Run mostly by volunteers -- there are only two paid staff members at the Wellness Center -- the facility offers screening for blood pressure, blood sugar and cholesterol free of charge. Other services offered by the wellness center include nutritional counseling, flu clinics, hearing and oral health screenings, and the Lions’ Club Eyemobile Van offers free vision screenings once a year.
The wellness center has also teamed up with the Dana-Farber Cancer Institute to provide additional services, such as prostate cancer screenings. This month the wellness center is hosting the Dana-Farber Mammography Van, which will visit the shrine on June 26, offering mammograms to all women, regardless of insurance coverage. However, Logemann stressed that pre-registration is required to participate.
Center director Sister Pat Barrett, FMM, also pointed out that the center is currently negotiating with the Wang YMCA of Chinatown to expand its services to an off-site location.
Sometimes the center simply serves as a place for someone to come off the streets and get a hot cup of coffee and a cookie or two. That’s just fine with Logemann who sees it as part of the welcoming “Franciscan family attitude” that permeates all the ministries of the shrine.
Sister Pat agreed, adding that “in the wellness center there is a deep spirituality that pervades what’s happening.”

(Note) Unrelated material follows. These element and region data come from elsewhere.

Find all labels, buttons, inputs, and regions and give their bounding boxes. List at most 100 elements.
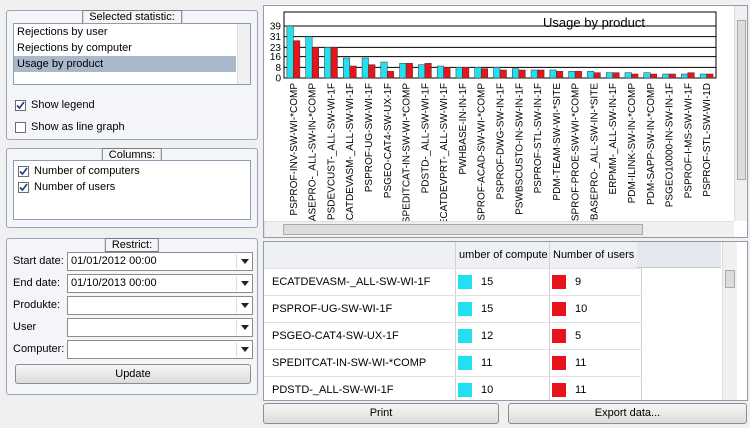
value-cell: 10 [455, 376, 550, 400]
name-cell: SPEDITCAT-IN-SW-WI-*COMP [264, 349, 456, 377]
bar [493, 67, 501, 79]
bar [568, 71, 576, 79]
header-cell: Number of users [549, 242, 642, 269]
bar [342, 57, 350, 79]
cell-value: 15 [481, 302, 494, 315]
bar [518, 69, 526, 79]
scroll-thumb[interactable] [737, 20, 746, 180]
cell-value: 11 [481, 356, 493, 369]
field-label: User [13, 321, 37, 333]
field-row: End date: 01/10/2013 00:00 [13, 272, 253, 294]
statistic-group: Selected statistic: Rejections by user Re… [6, 10, 258, 140]
cell-value: 5 [575, 329, 582, 342]
table-row: PSGEO-CAT4-SW-UX-1F 12 5 [264, 322, 642, 350]
bar [424, 63, 432, 79]
value-cell: 5 [549, 322, 642, 350]
arrow-icon [240, 302, 249, 308]
scroll-thumb[interactable] [725, 270, 735, 288]
dropdown-arrow[interactable] [236, 275, 252, 291]
checkbox-label: Show legend [31, 99, 95, 111]
bar [574, 71, 582, 79]
checkbox-box[interactable] [18, 181, 29, 193]
bar [643, 72, 651, 79]
bar [443, 67, 451, 79]
scroll-thumb[interactable] [283, 224, 643, 235]
scrollbar[interactable] [237, 24, 250, 84]
checkbox-box[interactable] [15, 99, 26, 111]
data-table: umber of compute Number of users ECATDEVAS… [264, 242, 642, 400]
field-row: Produkte: [13, 294, 253, 316]
dropdown[interactable] [67, 317, 253, 337]
x-tick-label: PDM-TEAM-SW-WI-*SITE [552, 83, 563, 201]
dropdown[interactable] [67, 339, 253, 359]
bar [512, 68, 520, 79]
field-label: End date: [13, 277, 61, 289]
update-button[interactable]: Update [15, 364, 251, 384]
color-swatch [552, 356, 566, 370]
color-swatch [458, 275, 472, 289]
checkbox[interactable]: Show as line graph [15, 116, 245, 138]
x-tick-label: ERPMM-_ALL-SW-IN-1F [608, 83, 619, 195]
y-tick-label: 31 [270, 32, 282, 43]
table-row: PDSTD-_ALL-SW-WI-1F 10 11 [264, 376, 642, 400]
arrow-shape [240, 346, 249, 352]
dropdown-arrow[interactable] [236, 319, 252, 335]
cell-value: 10 [481, 383, 494, 396]
value-cell: 15 [455, 295, 550, 323]
v-scrollbar[interactable] [734, 6, 747, 221]
h-scrollbar[interactable] [264, 221, 734, 237]
list-item[interactable]: Rejections by user [17, 26, 108, 38]
dropdown-arrow[interactable] [236, 253, 252, 269]
x-tick-label: PSGEO-CAT4-SW-UX-1F [383, 83, 394, 198]
x-tick-label: PSPROF-STL-SW-WI-1D [702, 83, 713, 197]
x-tick-label: PDM-ILINK-SW-IN-*COMP [627, 83, 638, 204]
restrict-group: Restrict: Start date: 01/01/2012 00:00 End… [6, 238, 258, 395]
x-tick-label: PSPROF-UG-SW-WI-1F [364, 83, 375, 192]
list-item[interactable]: Rejections by computer [17, 42, 132, 54]
checkbox-box[interactable] [15, 121, 26, 133]
checkbox[interactable]: Show legend [15, 94, 245, 116]
bar [537, 69, 545, 79]
x-tick-label: PWHBASE-IN-IN-1F [458, 83, 469, 175]
checkbox-label: Number of users [34, 181, 116, 193]
checkbox[interactable]: Number of users [18, 179, 246, 195]
arrow-shape [240, 280, 249, 286]
dropdown-arrow[interactable] [236, 297, 252, 313]
y-tick-label: 0 [275, 74, 281, 85]
chart-panel: Usage by product 0 8 16 23 31 39 PSPROF-INV-SW-… [263, 5, 748, 238]
export-button[interactable]: Export data... [508, 403, 747, 424]
check-stroke [19, 183, 28, 191]
bar [349, 65, 357, 79]
dropdown[interactable]: 01/10/2013 00:00 [67, 273, 253, 293]
table-panel: umber of compute Number of users ECATDEVAS… [263, 241, 748, 401]
arrow-icon [240, 258, 249, 264]
dropdown[interactable] [67, 295, 253, 315]
checkbox-box[interactable] [18, 165, 29, 177]
bar [380, 61, 388, 79]
dropdown[interactable]: 01/01/2012 00:00 [67, 251, 253, 271]
table-row: SPEDITCAT-IN-SW-WI-*COMP 11 11 [264, 349, 642, 377]
checkbox-label: Show as line graph [31, 121, 125, 133]
bar [699, 73, 707, 79]
cell-value: 11 [575, 383, 587, 396]
value-cell: 11 [549, 376, 642, 400]
bar [436, 65, 444, 79]
arrow-shape [240, 258, 249, 264]
x-tick-label: SPEDITCAT-IN-SW-WI-*COMP [402, 83, 413, 221]
columns-list: Number of computers Number of users [13, 160, 251, 220]
dropdown-arrow[interactable] [236, 341, 252, 357]
arrow-icon [240, 324, 249, 330]
x-tick-label: PDSTD-_ALL-SW-WI-1F [420, 83, 431, 193]
checkbox[interactable]: Number of computers [18, 163, 246, 179]
print-button[interactable]: Print [263, 403, 499, 424]
dropdown-value: 01/10/2013 00:00 [71, 277, 157, 289]
color-swatch [552, 383, 566, 397]
bar [361, 57, 369, 79]
y-tick-label: 8 [275, 63, 281, 74]
dropdown-value: 01/01/2012 00:00 [71, 255, 157, 267]
value-cell: 15 [455, 268, 550, 296]
bar [687, 72, 695, 79]
x-tick-label: PSGEO10000-IN-SW-IN-1F [665, 83, 676, 207]
list-item[interactable]: Usage by product [14, 56, 236, 72]
v-scrollbar[interactable] [722, 242, 737, 400]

“With our Franciscan values of respect and compassion for people, people feel comfortable here,” said Sister Pat. “Even though the pace is quite fast here, there is a centeredness that gives people the ability to be anchored here, as well as in the shrine itself.”

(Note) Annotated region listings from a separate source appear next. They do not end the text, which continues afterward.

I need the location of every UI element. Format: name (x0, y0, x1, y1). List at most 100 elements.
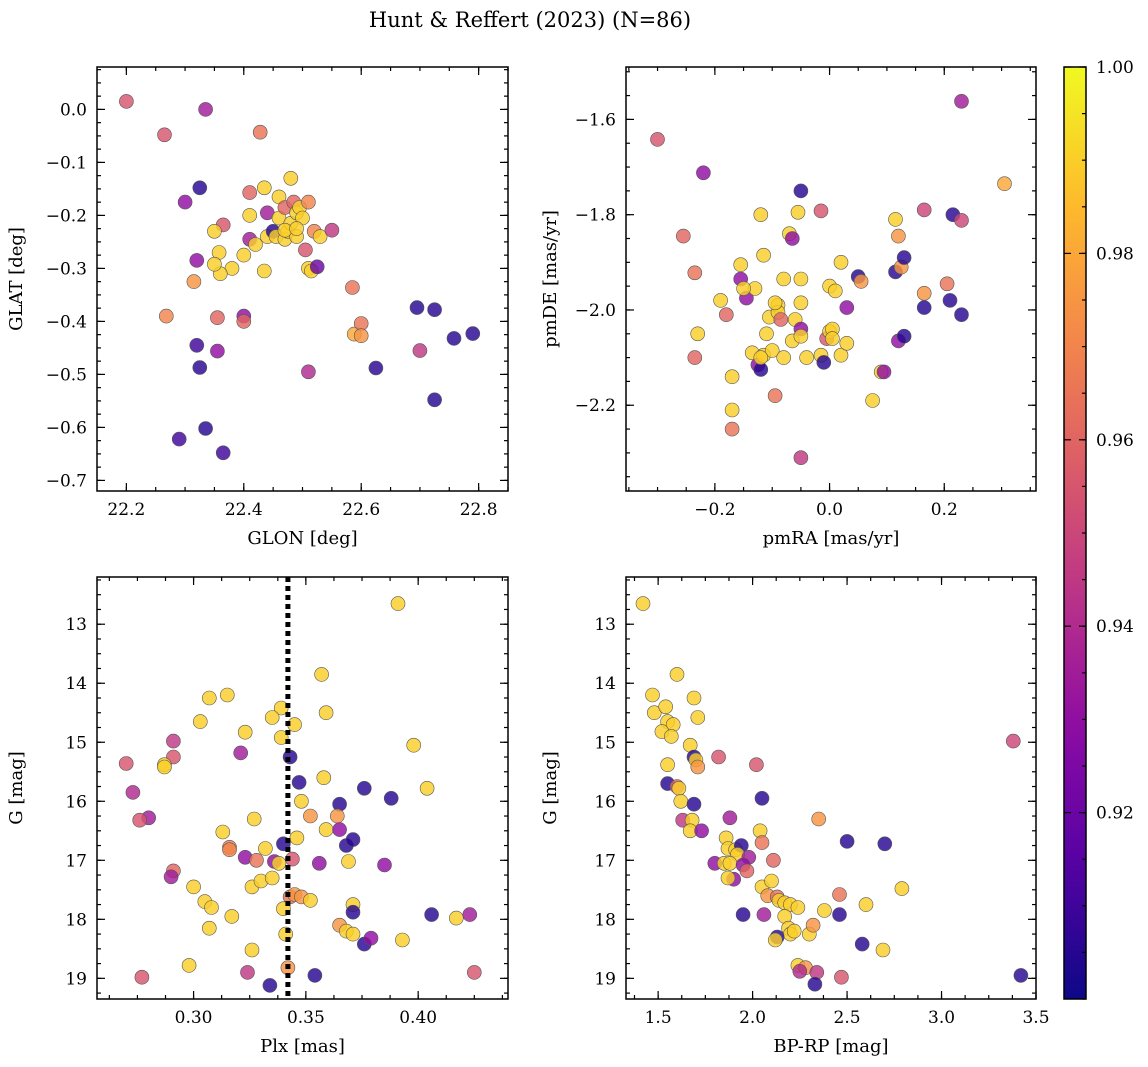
data-point (202, 920, 217, 936)
axes-frame (96, 576, 509, 1000)
data-point (283, 171, 299, 186)
data-point (132, 812, 147, 828)
data-point (759, 326, 774, 342)
data-point (363, 930, 379, 946)
y-tick-label: 0.0 (60, 100, 87, 120)
x-tick-label: 2.0 (739, 1008, 766, 1028)
data-point (204, 900, 219, 915)
data-point (262, 978, 278, 993)
data-point (134, 969, 150, 985)
data-point (312, 229, 328, 244)
data-point (916, 202, 932, 218)
data-point (252, 124, 268, 140)
data-point (663, 729, 679, 744)
data-point (635, 596, 651, 611)
data-point (939, 276, 955, 292)
data-point (896, 328, 912, 344)
panel-sky: 22.2 22.4 22.6 22.8 0.0 −0.1 −0.2 −0.3 −0.4 −0.5 −… (6, 66, 509, 549)
data-point (356, 780, 372, 796)
y-tick-label: 13 (65, 615, 87, 635)
data-point (207, 256, 222, 272)
x-tick-label: 22.4 (225, 500, 263, 520)
y-tick-label: −0.2 (46, 206, 87, 226)
data-point (839, 335, 855, 351)
data-point (876, 364, 892, 380)
data-point (942, 293, 958, 308)
data-point (215, 824, 231, 840)
data-point (825, 331, 840, 346)
colorbar-tick-label: 1.00 (1096, 58, 1134, 78)
data-point (786, 923, 802, 939)
data-point (793, 271, 809, 287)
data-point (249, 852, 264, 868)
data-point (766, 852, 781, 868)
data-point (853, 274, 869, 289)
y-tick-label: −0.6 (46, 418, 87, 438)
data-point (368, 360, 384, 376)
data-point (767, 388, 783, 404)
x-tick-label: 22.2 (107, 500, 145, 520)
data-point (256, 263, 272, 279)
axes-frame (625, 66, 1037, 492)
data-point (353, 328, 369, 344)
data-point (314, 667, 329, 682)
data-point (409, 300, 425, 315)
data-point (236, 247, 252, 263)
data-point (189, 253, 205, 268)
data-point (754, 835, 770, 850)
data-point (675, 228, 691, 244)
y-tick-label: 19 (594, 969, 616, 989)
data-point (805, 917, 821, 933)
x-tick-label: 22.6 (342, 500, 380, 520)
colorbar: 0.92 0.94 0.96 0.98 1.00 (1063, 58, 1134, 1000)
data-point (894, 881, 910, 896)
data-point (720, 870, 736, 886)
data-point (159, 308, 174, 324)
data-point (285, 851, 300, 867)
data-point (858, 897, 874, 912)
y-tick-label: 16 (65, 792, 87, 812)
data-point (273, 730, 289, 745)
y-tick-label: −2.0 (575, 301, 616, 321)
data-point (119, 94, 134, 109)
data-point (673, 793, 689, 809)
data-point (427, 392, 442, 408)
data-point (799, 350, 814, 365)
data-point (248, 237, 263, 252)
colorbar-tick-label: 0.94 (1096, 617, 1134, 637)
data-point (118, 756, 134, 771)
panel-proper-motion: −0.2 0.0 0.2 −1.6 −1.8 −2.0 −2.2 pmRA [mas/yr] p… (540, 66, 1037, 549)
data-point (669, 667, 685, 682)
data-point (645, 687, 660, 703)
data-point (718, 307, 734, 323)
data-point (671, 780, 687, 796)
y-tick-label: 14 (594, 674, 616, 694)
data-point (832, 887, 847, 902)
data-point (424, 907, 439, 922)
data-point (316, 770, 332, 786)
data-point (189, 337, 205, 353)
data-point (793, 450, 809, 466)
data-point (345, 926, 361, 942)
x-tick-label: 3.0 (928, 1008, 955, 1028)
data-point (324, 222, 340, 238)
data-point (764, 343, 780, 358)
colorbar-tick-label: 0.98 (1096, 244, 1134, 264)
data-point (832, 907, 847, 922)
data-point (784, 231, 800, 246)
data-point (233, 745, 248, 761)
data-point (294, 793, 309, 809)
data-point (298, 242, 313, 258)
data-point (237, 724, 253, 740)
data-point (690, 759, 706, 775)
data-point (753, 350, 769, 365)
data-point (303, 808, 318, 824)
data-point (736, 281, 751, 296)
data-point (244, 942, 260, 958)
data-point (754, 790, 770, 806)
data-point (353, 316, 369, 331)
data-point (807, 976, 823, 992)
data-point (210, 310, 225, 326)
data-point (792, 963, 808, 979)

That relaxed, welcoming atmosphere contributes to another key benefit of the center: the staff takes the time to listen to clients’ concerns.
“We are able to provide the time with each person that a person in a medical practice just cannot,” Sister Pat explained. “People feel they are being listened to.”
Logemann was quick to point out that the volunteer nursing staff does not diagnose anyone, but rather “works very closely” with patients’ primary care physicians to keep people healthy.
If a patient has no primary care physician, the nursing staff will often contact an area hospital if immediate medical attention is required. Occasionally, in a critical situation, one of the center’s nurses will accompany the patient to the hospital, she added.
“There have been many 911’s out of here,” said Logemann.
“I know that in the time we have been here we have saved a life or two,” she added.
The wellness center began operating in 2003. It is currently open on Mondays and Tuesdays, and two Sundays a month. Logemann hopes someday to see the center’s services available seven days a week, though she admits that may be a long way off.
According to Logemann, the wellness center runs on a shoestring budget.
“We run based on grants and donations,” she said, noting that the wellness center competes with numerous organizations for a limited pool of grant money.
“Mainly we run thanks to the beautiful people with their shaky hands, who put their dollar here in the box,” she said gesturing to one of the shrine’s donation boxes. “They have no idea how far their dollars go.”